When a company incorporates, the owners must indicate the number of shares of stock the corporation will be allowed to issue. Selling shares of stock is the way a corporation raises money for operations. Whomever owns the shares of stock owns the company. A stockholder's ownership percentage is the number of shares he owns divided by the total number of outstanding shares.

Once a corporation authorizes the issuance of a certain amount of stock, it is not necessarily obligated to sell all of it to the public. It can hold some of it back from the market and keep it in the corporation's treasury. The corporation can also buy back shares from the public, effectively removing shares from the market. Once these shares are sitting in the corporate treasury, they are considered unissued capital of the corporation.

Since these treasury shares are no longer being traded on the open market, they lose some of the rights that public shares enjoy. These shares receive no dividends and do not have voting rights. They are not included in the calculation of shares outstanding. It is as if these shares are retired and are not a factor until the corporation decides to put the shares back on the market.

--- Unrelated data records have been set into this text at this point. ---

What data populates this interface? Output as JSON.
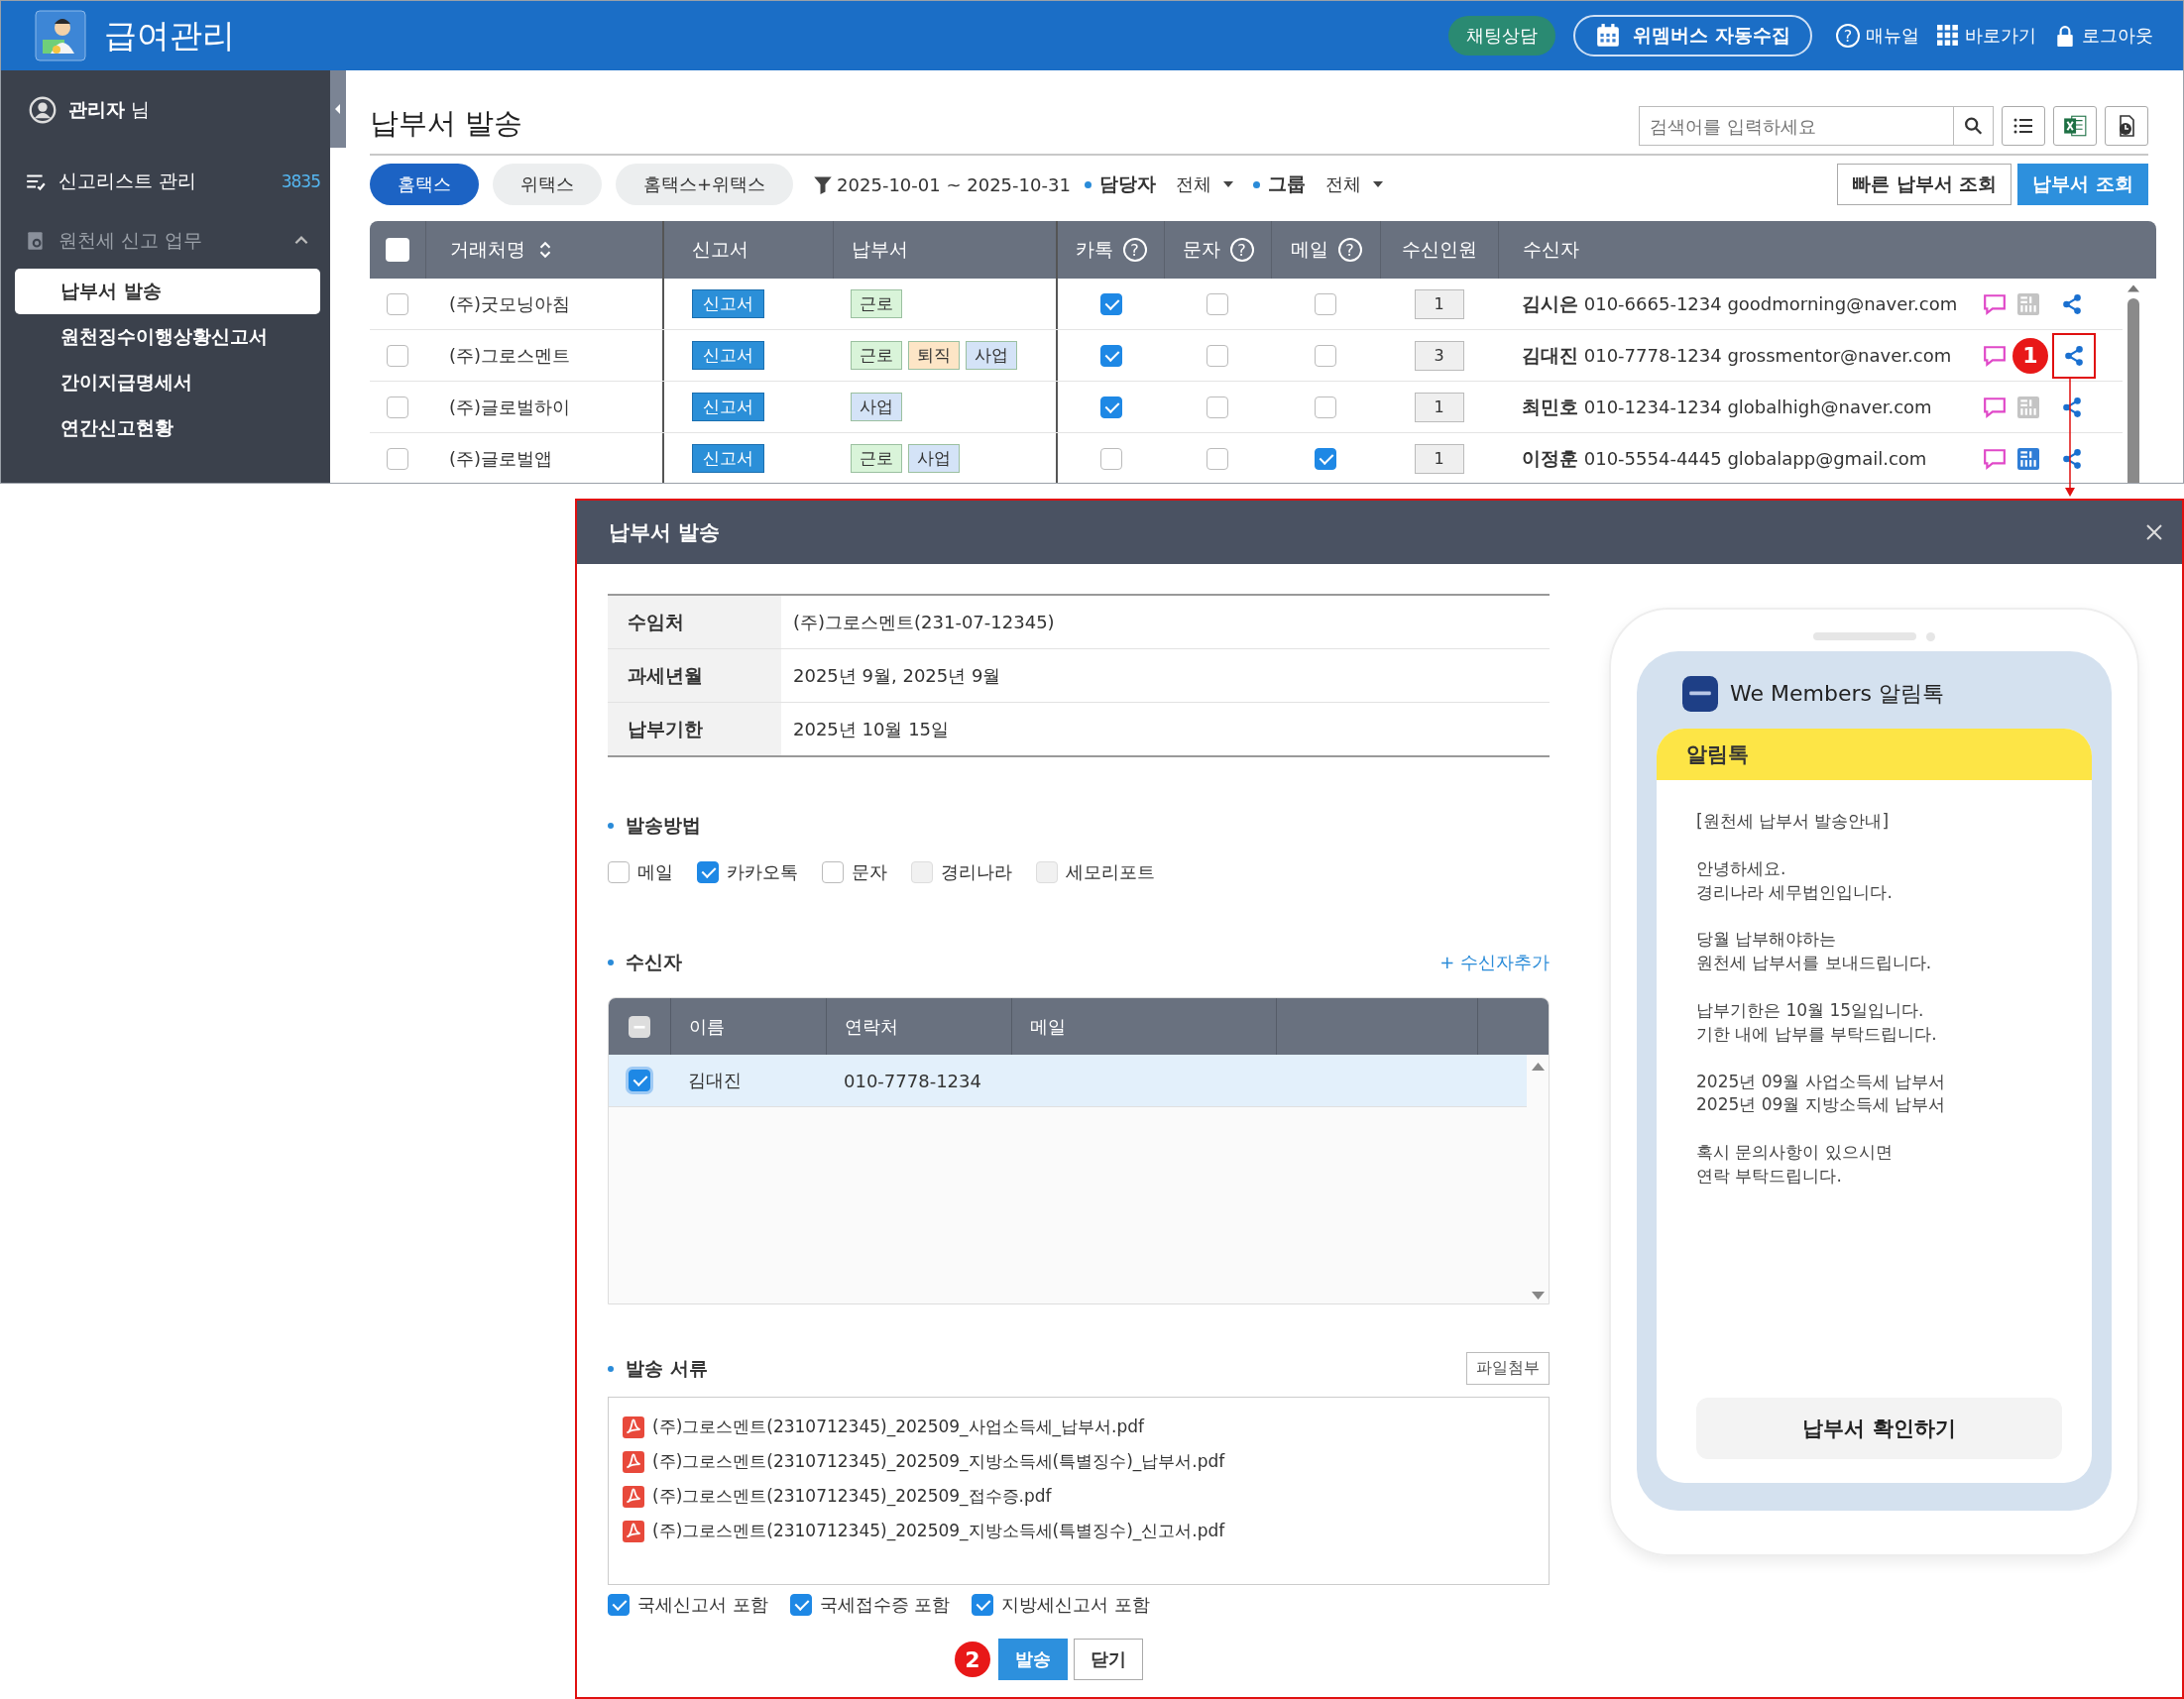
{
  "header": {
    "title": "급여관리",
    "chat_button": "채팅상담",
    "collect_button": "위멤버스 자동수집",
    "links": [
      {
        "kind": "help",
        "label": "매뉴얼",
        "icon_text": "?"
      },
      {
        "kind": "grid",
        "label": "바로가기"
      },
      {
        "kind": "lock",
        "label": "로그아웃"
      }
    ]
  },
  "sidebar": {
    "user": "관리자",
    "user_suffix": "님",
    "items": [
      {
        "kind": "list",
        "label": "신고리스트 관리",
        "count": "3835"
      },
      {
        "kind": "group",
        "label": "원천세 신고 업무",
        "expanded": true,
        "children": [
          {
            "label": "납부서 발송",
            "selected": true
          },
          {
            "label": "원천징수이행상황신고서",
            "selected": false
          },
          {
            "label": "간이지급명세서",
            "selected": false
          },
          {
            "label": "연간신고현황",
            "selected": false
          }
        ]
      }
    ]
  },
  "page": {
    "title": "납부서 발송",
    "search": {
      "placeholder": "검색어를 입력하세요"
    },
    "tabs": [
      {
        "label": "홈택스",
        "selected": true
      },
      {
        "label": "위택스",
        "selected": false
      },
      {
        "label": "홈택스+위택스",
        "selected": false
      }
    ],
    "date_range": "2025-10-01 ~ 2025-10-31",
    "filters": [
      {
        "label": "담당자",
        "value": "전체"
      },
      {
        "label": "그룹",
        "value": "전체"
      }
    ],
    "buttons": [
      {
        "label": "빠른 납부서 조회",
        "primary": false
      },
      {
        "label": "납부서 조회",
        "primary": true
      }
    ]
  },
  "table": {
    "select_all_checked": false,
    "columns": [
      {
        "label": "거래처명",
        "sortable": true
      },
      {
        "label": "신고서"
      },
      {
        "label": "납부서"
      },
      {
        "label": "카톡",
        "help": "?"
      },
      {
        "label": "문자",
        "help": "?"
      },
      {
        "label": "메일",
        "help": "?"
      },
      {
        "label": "수신인원"
      },
      {
        "label": "수신자"
      }
    ],
    "rows": [
      {
        "checked": false,
        "name": "(주)굿모닝아침",
        "report": "신고서",
        "payments": [
          {
            "label": "근로",
            "color": "#d9f4d9"
          }
        ],
        "kakao": true,
        "sms": false,
        "mail": false,
        "count": "1",
        "recipient": "김시은",
        "phone": "010-6665-1234",
        "email": "goodmorning@naver.com",
        "erp_linked": false,
        "highlighted": false
      },
      {
        "checked": false,
        "name": "(주)그로스멘트",
        "report": "신고서",
        "payments": [
          {
            "label": "근로",
            "color": "#d9f4d9"
          },
          {
            "label": "퇴직",
            "color": "#fde5c6"
          },
          {
            "label": "사업",
            "color": "#d4e3f7"
          }
        ],
        "kakao": true,
        "sms": false,
        "mail": false,
        "count": "3",
        "recipient": "김대진",
        "phone": "010-7778-1234",
        "email": "grossmentor@naver.com",
        "highlighted": true,
        "marker": "1"
      },
      {
        "checked": false,
        "name": "(주)글로벌하이",
        "report": "신고서",
        "payments": [
          {
            "label": "사업",
            "color": "#d4e3f7"
          }
        ],
        "kakao": true,
        "sms": false,
        "mail": false,
        "count": "1",
        "recipient": "최민호",
        "phone": "010-1234-1234",
        "email": "globalhigh@naver.com",
        "erp_linked": false,
        "highlighted": false
      },
      {
        "checked": false,
        "name": "(주)글로벌앱",
        "report": "신고서",
        "payments": [
          {
            "label": "근로",
            "color": "#d9f4d9"
          },
          {
            "label": "사업",
            "color": "#d4e3f7"
          }
        ],
        "kakao": false,
        "sms": false,
        "mail": true,
        "count": "1",
        "recipient": "이정훈",
        "phone": "010-5554-4445",
        "email": "globalapp@gmail.com",
        "erp_linked": true,
        "highlighted": false
      }
    ]
  },
  "modal": {
    "title": "납부서 발송",
    "info": [
      {
        "label": "수임처",
        "value": "(주)그로스멘트(231-07-12345)"
      },
      {
        "label": "과세년월",
        "value": "2025년 9월, 2025년 9월"
      },
      {
        "label": "납부기한",
        "value": "2025년 10월 15일"
      }
    ],
    "method": {
      "title": "발송방법",
      "options": [
        {
          "label": "메일",
          "checked": false,
          "disabled": false
        },
        {
          "label": "카카오톡",
          "checked": true,
          "disabled": false
        },
        {
          "label": "문자",
          "checked": false,
          "disabled": false
        },
        {
          "label": "경리나라",
          "checked": false,
          "disabled": true
        },
        {
          "label": "세모리포트",
          "checked": false,
          "disabled": true
        }
      ]
    },
    "recipients": {
      "title": "수신자",
      "add_link": "+ 수신자추가",
      "select_all_partial": true,
      "columns": [
        "이름",
        "연락처",
        "메일"
      ],
      "rows": [
        {
          "name": "김대진",
          "phone": "010-7778-1234",
          "selected": true
        }
      ]
    },
    "documents": {
      "title": "발송 서류",
      "attach_button": "파일첨부",
      "files": [
        "(주)그로스멘트(2310712345)_202509_사업소득세_납부서.pdf",
        "(주)그로스멘트(2310712345)_202509_지방소득세(특별징수)_납부서.pdf",
        "(주)그로스멘트(2310712345)_202509_접수증.pdf",
        "(주)그로스멘트(2310712345)_202509_지방소득세(특별징수)_신고서.pdf"
      ],
      "includes": [
        {
          "label": "국세신고서 포함",
          "checked": true
        },
        {
          "label": "국세접수증 포함",
          "checked": true
        },
        {
          "label": "지방세신고서 포함",
          "checked": true
        }
      ]
    },
    "marker": "2",
    "buttons": [
      {
        "label": "발송",
        "primary": true
      },
      {
        "label": "닫기",
        "primary": false
      }
    ]
  },
  "phone_preview": {
    "app_name": "We Members 알림톡",
    "bubble_title": "알림톡",
    "paragraphs": [
      "[원천세 납부서 발송안내]",
      "안녕하세요.\n경리나라 세무법인입니다.",
      "당월 납부해야하는\n원천세 납부서를 보내드립니다.",
      "납부기한은 10월 15일입니다.\n기한 내에 납부를 부탁드립니다.",
      "2025년 09월 사업소득세 납부서\n2025년 09월 지방소득세 납부서",
      "혹시 문의사항이 있으시면\n연락 부탁드립니다."
    ],
    "button": "납부서 확인하기"
  }
}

A corporation can decide to issue or reissue treasury shares if it needs to raise money. The shares act as an insurance policy in case of a downturn. Another important use is to ward off a hostile takeover. If a undesirable party is buying up shares of the corporation on the open market in an attempt to corner enough of a percentage of ownership to drive the selection of management, treasury shares can be used to change the number of outstanding shares in favor of the current management.

Certain jurisdictions regulate the corporate use of treasury shares. In the U.S., for instance, some states do not allow corporations to hold treasury shares at all. In other states and in countries such as the U.K., the law puts a cap on the number of shares a corporation can hold in its treasury that is based on the corporation's total number of shares outstanding.